Ukraine has the lowest in Europe and one of the lowest in the world rate of people’s trust in judicial system. According to Gallup World Poll, in 2013 only 16% of the surveyed Ukrainians trusted the court system. Вy the end of 2014 the trust level came down to 12%.
Via amending the Constitution, Ukraine gets a unique chance to reform judicial branch fundamentally. But is there a political will to use this chance?
The draft of the amendments to the Constitution of Ukraine on judiciary, which was developed by the Constitution Commission working group, bears the following risks, which are to be eliminated urgently:
1. The infamous 4-tier system stays.
Even though there is no mention of the first instance or appeal courts anymore, it is obvious they don’t just disappear from the court system. Both main text and the transitional provisions mention “Courts of cassation AND the Supreme Court”.
The experts of RPR support the idea of creation of two simple 3-tier structures, general and administrative courts.
2. The political influence of the President on courts.
The competence of the President on the appointment of judges is not ceremonial and the wording of it hides the possibility of the transfer of judges to remain the power of the President. Also, no such competence is provided for to the High Council of Justice (the HCJ).
Experts are sure that the Constitution should clearly stipulate that not only the submission made by the HCJ on the appointment of a judge is binding on the President, but that the HCJ should be given competence to “decide on the transfer of a judge”.

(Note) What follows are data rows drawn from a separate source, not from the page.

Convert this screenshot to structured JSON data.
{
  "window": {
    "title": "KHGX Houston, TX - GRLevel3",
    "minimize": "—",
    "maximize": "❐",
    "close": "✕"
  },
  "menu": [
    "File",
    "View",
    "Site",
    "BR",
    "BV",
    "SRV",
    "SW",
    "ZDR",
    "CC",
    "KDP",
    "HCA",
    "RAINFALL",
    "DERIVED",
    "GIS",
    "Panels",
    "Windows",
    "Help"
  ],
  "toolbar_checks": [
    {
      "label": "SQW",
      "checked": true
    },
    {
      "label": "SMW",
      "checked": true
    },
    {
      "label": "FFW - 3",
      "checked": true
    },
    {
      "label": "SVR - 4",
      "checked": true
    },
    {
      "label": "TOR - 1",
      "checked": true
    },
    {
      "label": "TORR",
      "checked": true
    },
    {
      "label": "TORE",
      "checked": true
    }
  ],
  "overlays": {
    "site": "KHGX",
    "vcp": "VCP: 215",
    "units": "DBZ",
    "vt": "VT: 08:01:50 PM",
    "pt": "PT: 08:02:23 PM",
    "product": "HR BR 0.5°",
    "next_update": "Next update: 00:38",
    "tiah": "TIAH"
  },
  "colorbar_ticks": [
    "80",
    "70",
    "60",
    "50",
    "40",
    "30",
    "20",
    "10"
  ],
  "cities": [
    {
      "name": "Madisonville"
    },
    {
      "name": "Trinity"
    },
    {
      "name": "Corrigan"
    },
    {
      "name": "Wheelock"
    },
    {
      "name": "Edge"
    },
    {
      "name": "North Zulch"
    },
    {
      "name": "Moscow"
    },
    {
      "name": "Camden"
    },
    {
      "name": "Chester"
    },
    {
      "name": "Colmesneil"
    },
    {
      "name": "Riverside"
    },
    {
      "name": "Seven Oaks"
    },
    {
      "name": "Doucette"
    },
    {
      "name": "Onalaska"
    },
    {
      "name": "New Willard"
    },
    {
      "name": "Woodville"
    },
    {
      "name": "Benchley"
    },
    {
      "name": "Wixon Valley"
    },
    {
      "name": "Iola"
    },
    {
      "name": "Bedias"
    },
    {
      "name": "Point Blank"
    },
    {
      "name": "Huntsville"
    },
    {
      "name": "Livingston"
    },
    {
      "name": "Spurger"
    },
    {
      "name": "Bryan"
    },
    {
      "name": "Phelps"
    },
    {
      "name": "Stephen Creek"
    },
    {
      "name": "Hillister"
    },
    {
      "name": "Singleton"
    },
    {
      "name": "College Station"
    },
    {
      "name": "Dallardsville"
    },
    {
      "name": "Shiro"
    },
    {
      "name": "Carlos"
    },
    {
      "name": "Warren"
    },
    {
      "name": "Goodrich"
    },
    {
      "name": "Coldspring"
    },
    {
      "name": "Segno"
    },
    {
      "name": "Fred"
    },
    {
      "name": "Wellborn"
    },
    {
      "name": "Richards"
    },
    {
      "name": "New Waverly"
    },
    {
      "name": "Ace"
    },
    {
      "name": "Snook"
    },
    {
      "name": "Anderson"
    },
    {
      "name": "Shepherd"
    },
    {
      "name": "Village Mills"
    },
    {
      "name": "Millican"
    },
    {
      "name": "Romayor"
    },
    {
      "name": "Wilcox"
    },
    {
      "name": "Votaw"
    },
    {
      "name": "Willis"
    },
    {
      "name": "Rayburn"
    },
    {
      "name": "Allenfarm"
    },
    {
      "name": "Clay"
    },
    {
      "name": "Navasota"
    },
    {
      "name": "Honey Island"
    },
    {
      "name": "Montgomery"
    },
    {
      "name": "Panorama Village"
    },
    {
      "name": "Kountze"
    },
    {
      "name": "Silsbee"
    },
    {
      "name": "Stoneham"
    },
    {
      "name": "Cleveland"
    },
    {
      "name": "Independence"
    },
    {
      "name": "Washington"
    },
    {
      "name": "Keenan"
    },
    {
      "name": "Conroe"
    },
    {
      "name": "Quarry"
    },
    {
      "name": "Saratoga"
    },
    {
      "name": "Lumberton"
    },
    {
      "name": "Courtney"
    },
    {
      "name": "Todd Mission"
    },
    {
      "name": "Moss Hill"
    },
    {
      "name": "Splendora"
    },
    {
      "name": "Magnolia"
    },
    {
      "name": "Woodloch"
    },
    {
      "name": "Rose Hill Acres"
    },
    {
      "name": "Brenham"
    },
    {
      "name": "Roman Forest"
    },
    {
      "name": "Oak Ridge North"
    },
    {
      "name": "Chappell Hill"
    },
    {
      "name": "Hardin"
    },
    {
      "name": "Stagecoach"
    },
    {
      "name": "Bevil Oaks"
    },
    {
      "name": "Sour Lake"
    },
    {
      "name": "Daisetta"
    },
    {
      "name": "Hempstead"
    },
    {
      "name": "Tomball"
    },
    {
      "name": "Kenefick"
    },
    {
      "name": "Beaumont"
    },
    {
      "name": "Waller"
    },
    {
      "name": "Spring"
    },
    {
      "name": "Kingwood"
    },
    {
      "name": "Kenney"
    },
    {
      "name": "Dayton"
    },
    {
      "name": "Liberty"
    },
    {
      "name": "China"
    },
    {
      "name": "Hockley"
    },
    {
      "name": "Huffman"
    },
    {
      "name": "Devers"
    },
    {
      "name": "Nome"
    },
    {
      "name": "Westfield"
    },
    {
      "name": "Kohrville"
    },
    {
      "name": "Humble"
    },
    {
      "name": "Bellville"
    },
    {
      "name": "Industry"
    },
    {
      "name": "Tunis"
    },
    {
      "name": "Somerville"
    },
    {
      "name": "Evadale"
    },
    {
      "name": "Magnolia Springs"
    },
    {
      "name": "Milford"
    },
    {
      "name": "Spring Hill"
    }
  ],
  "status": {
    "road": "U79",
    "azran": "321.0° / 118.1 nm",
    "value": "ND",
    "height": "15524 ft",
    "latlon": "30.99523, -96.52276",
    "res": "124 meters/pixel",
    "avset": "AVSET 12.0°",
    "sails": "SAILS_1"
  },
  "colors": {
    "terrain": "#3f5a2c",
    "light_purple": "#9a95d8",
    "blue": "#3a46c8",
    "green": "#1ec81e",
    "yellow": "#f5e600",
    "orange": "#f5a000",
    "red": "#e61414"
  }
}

3. The political dependence of the HCJ on the President and the Parliament.
Although the proposed amendments carry a set of positive change as to the composition of the HCJ, the suggested edition still carries a risk of political dependence of the HCJ.
Experts suggest model, which can ensure depolitization of the HCJ:
4. There is no way of renewal of the judicial system.
Only 12% of Ukrainian citizens trust courts fully or partially. If these judges stay in the office, they will be the ones to elect majority of the HCJ which is responsible for the appointment and disciplining of the judges. This will at the very best conserve the current state of things. Moreover, the Transitional provisions mention that the new HCJ will be created “not later than 30 of April 2019”, which is by far too late.
The reappointment of all the judges through a transparent procedure is necessary.
5. In the end, no transparent public discussion of the amendments was held.
This goes against the recommendations of the Venice Commission, which suggest the constitutional process must be transparent and inclusive, with special role of the civil society in it. The Constitutional Сommission does not include a single civil society expert on the judiciary, and civil society members don’t have access to the Commission to openly discuss the proposed provisions.
Civil society experts are strongly convinced that the amendments to the Constitution will ensure the effective reform of judicial branch of power only in case the abovementioned risks are eliminated.